When lobbying for the E-Commerce Law, I remember that a lot of us in the industry were so focused on talking to an IT-savvy legislator. Later on, we realized that he is not chairman of the committee that has the power to calendar and prioritize the tackling of our proposed bill. As a result, a change of strategy was made. This includes:
- Approach all legislators, through their staff and committee persons (if they are chairman), and discuss the significance of their filed legislation.
- Offer to do briefings for them and their staff to get at the knowledge level they desired. This includes going to their office at their free time just to talk to them.
- Get them invited in various IT and business events to talk about our desired legislation. Make them realize that this it is indeed important, that there's clamor for it, and their role importance as well. It is like saying, "We need a champion and we hope that you could take that role."
- Do exhibits/forums under their committee in Congress or Senate just to get the support of fellow legislators.
- Give them monthly or quarterly quick briefing on what is happening to nearby countries, comparable to our home country, just to show how we compare or being put to a disadvantage, for not having the law in place. This includes just showing up and sharing a news tidbit.

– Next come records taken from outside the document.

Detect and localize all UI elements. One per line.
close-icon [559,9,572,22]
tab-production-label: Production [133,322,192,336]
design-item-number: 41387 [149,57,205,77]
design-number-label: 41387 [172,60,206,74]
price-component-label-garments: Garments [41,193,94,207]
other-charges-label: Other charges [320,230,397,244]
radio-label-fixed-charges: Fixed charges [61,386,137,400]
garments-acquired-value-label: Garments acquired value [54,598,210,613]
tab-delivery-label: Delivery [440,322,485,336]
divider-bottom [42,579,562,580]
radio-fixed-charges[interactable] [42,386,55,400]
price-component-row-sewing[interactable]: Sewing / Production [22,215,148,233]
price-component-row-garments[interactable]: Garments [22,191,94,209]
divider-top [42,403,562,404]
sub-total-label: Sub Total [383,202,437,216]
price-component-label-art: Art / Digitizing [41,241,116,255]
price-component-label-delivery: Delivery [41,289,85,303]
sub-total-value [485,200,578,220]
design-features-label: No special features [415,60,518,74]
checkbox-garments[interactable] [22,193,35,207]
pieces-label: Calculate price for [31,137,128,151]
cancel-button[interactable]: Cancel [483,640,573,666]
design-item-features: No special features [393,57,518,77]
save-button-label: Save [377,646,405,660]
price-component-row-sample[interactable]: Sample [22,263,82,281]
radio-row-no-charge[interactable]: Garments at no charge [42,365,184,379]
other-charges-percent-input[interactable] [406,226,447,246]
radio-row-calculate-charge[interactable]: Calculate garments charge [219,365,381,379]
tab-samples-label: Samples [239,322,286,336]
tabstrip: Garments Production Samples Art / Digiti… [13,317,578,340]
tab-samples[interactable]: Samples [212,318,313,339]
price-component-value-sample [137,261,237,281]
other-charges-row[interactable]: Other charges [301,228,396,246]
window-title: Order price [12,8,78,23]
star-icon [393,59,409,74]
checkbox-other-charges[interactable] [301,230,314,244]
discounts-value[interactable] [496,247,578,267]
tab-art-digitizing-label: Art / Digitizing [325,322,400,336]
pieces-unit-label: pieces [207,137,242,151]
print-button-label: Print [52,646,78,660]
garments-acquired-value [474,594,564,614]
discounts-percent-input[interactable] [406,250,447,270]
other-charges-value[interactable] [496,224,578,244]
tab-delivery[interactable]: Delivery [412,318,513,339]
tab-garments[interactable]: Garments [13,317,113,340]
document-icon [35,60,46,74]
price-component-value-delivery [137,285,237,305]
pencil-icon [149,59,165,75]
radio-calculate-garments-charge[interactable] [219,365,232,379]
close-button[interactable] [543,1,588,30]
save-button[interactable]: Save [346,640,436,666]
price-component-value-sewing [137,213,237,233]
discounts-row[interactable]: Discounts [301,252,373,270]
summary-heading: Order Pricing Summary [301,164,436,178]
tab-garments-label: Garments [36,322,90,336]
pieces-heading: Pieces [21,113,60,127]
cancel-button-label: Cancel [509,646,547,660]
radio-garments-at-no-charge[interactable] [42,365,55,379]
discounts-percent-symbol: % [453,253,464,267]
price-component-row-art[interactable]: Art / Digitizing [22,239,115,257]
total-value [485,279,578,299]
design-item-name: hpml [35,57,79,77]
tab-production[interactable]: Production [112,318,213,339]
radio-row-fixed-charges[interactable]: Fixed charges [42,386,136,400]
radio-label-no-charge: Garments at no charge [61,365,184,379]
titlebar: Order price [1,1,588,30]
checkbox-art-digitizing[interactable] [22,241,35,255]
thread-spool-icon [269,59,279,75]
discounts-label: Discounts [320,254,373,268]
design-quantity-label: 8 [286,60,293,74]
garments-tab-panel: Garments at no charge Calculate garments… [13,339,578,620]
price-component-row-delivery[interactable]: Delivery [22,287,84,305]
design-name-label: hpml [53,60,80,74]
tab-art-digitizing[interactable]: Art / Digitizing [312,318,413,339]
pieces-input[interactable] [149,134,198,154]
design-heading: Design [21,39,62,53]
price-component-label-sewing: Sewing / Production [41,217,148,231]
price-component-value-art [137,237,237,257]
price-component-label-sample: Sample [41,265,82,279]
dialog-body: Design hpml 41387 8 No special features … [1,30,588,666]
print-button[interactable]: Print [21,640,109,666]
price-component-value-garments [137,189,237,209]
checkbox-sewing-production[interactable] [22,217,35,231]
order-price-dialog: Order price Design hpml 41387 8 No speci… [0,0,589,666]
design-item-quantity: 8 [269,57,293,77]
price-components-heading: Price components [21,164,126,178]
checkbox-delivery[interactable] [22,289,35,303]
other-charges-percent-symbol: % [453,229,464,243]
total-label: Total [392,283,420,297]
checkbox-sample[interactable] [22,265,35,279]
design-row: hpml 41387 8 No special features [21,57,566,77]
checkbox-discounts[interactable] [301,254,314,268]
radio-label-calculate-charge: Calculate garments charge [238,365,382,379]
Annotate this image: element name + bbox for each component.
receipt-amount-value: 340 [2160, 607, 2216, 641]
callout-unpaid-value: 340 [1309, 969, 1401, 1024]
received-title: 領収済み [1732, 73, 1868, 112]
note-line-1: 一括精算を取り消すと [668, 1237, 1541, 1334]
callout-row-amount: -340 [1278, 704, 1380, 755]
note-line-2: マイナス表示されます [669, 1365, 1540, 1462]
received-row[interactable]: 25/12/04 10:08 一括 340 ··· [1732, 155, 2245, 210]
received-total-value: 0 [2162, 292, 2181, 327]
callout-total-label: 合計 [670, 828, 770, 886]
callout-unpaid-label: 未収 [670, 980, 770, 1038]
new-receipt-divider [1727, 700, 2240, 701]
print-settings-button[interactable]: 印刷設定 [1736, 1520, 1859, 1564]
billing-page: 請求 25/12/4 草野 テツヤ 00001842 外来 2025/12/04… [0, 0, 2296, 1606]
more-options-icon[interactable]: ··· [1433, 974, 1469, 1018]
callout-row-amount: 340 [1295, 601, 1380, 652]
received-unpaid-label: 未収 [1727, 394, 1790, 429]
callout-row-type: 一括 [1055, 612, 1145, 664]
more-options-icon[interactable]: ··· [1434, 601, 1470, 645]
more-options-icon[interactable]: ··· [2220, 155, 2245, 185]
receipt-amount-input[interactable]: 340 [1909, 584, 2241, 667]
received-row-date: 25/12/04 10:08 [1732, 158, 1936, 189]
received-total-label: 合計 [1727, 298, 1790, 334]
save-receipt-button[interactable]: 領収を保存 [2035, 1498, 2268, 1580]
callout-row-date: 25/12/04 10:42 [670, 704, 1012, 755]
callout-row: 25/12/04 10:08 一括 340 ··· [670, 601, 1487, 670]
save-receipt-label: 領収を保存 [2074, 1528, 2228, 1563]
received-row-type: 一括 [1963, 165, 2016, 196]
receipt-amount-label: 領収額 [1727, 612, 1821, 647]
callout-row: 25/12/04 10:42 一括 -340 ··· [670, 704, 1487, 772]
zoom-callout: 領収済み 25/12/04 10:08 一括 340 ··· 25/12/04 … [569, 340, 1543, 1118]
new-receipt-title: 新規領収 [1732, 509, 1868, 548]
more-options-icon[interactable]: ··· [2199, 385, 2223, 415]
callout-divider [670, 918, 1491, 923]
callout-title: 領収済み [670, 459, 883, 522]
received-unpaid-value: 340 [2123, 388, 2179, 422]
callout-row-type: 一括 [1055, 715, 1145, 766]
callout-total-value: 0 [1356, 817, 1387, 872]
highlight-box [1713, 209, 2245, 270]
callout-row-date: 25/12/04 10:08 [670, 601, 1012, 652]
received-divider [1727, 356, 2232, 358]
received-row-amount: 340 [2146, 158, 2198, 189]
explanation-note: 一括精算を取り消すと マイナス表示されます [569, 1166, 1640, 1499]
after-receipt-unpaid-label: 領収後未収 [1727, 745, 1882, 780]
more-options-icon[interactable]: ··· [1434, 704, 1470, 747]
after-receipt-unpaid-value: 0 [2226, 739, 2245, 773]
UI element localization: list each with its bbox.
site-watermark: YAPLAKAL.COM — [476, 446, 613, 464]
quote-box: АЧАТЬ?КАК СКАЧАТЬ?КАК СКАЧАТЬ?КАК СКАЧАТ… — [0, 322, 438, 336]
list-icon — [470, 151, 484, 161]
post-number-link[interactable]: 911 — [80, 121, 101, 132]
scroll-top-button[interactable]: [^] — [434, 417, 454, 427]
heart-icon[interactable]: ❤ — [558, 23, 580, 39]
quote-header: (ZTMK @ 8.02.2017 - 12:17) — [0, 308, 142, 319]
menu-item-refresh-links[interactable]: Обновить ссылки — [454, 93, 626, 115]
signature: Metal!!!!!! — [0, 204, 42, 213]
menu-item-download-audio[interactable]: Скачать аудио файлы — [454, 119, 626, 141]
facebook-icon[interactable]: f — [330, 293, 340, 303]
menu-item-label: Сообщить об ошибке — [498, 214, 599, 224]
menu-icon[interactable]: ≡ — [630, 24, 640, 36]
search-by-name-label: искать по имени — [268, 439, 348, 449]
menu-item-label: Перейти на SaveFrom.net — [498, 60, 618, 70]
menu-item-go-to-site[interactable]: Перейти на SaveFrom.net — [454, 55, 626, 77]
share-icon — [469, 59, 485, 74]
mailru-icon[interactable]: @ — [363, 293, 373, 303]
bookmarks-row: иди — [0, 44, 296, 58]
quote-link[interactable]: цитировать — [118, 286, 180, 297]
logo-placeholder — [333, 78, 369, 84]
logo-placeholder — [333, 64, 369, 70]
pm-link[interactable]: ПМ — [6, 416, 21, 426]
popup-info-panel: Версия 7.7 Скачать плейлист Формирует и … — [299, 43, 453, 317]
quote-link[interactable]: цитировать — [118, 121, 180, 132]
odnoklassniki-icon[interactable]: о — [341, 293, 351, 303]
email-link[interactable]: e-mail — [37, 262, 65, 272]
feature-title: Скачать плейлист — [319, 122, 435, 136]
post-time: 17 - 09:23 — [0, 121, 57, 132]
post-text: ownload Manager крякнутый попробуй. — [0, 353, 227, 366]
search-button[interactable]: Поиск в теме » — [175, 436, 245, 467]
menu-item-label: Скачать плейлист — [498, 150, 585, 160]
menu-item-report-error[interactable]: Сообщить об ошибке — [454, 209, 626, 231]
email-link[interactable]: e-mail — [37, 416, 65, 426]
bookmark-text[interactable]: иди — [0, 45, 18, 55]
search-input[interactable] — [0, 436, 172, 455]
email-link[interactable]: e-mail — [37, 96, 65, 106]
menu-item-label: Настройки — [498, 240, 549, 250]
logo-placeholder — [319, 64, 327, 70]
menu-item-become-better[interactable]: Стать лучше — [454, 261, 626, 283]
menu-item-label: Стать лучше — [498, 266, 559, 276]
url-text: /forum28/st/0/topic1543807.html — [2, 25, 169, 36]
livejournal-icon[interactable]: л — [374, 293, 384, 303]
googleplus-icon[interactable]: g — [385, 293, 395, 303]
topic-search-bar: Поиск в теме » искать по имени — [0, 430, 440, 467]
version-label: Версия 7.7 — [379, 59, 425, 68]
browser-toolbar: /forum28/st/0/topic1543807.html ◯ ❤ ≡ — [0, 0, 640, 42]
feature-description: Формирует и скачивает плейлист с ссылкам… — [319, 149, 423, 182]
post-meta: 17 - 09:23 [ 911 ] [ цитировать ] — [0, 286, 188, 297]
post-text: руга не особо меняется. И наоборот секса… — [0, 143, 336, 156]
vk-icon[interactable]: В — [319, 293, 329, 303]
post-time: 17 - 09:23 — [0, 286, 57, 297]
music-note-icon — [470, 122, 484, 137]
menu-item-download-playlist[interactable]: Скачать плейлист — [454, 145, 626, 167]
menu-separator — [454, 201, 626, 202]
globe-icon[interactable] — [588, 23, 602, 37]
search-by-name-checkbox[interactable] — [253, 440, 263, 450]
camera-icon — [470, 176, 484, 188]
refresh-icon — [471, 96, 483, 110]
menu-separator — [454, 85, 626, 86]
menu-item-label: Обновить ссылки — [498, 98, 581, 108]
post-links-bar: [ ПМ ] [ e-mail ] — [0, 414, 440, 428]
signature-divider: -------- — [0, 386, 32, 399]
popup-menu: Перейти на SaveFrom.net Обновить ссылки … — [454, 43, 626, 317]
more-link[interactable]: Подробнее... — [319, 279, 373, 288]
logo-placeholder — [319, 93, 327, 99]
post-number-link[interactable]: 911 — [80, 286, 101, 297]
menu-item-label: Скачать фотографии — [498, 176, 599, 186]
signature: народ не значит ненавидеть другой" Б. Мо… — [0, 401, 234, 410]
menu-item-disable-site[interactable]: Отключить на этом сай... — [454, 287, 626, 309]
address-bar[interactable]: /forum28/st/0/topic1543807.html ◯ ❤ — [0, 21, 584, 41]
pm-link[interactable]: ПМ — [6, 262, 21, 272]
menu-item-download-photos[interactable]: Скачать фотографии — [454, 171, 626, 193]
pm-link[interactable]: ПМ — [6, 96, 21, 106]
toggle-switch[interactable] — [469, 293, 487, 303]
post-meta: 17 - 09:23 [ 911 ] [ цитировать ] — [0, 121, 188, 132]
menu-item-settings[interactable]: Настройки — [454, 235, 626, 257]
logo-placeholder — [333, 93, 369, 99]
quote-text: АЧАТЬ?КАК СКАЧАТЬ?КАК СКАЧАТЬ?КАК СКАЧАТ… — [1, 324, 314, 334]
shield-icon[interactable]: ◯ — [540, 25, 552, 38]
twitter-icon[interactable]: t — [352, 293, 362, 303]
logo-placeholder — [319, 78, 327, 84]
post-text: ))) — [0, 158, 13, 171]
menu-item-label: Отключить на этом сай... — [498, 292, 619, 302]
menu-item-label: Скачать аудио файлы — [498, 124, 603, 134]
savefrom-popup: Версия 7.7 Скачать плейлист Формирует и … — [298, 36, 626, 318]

- A legislator only takes a bill and lobbying efforts seriously if they can feel that you are indeed reliable when the time comes. This includes participating in public and technical working group hearings, do back-staff and research work, helping in writing up reports, and more importantly, provide answer inputs during floor deliberations and speaking events (as necessary).
These are just some of what we've done but there could be more. In the end, it is all about appealing to the legislators about a bill or law's importance to a greater benefit. Not to forget, their personal advantage and accomplishment as well if done.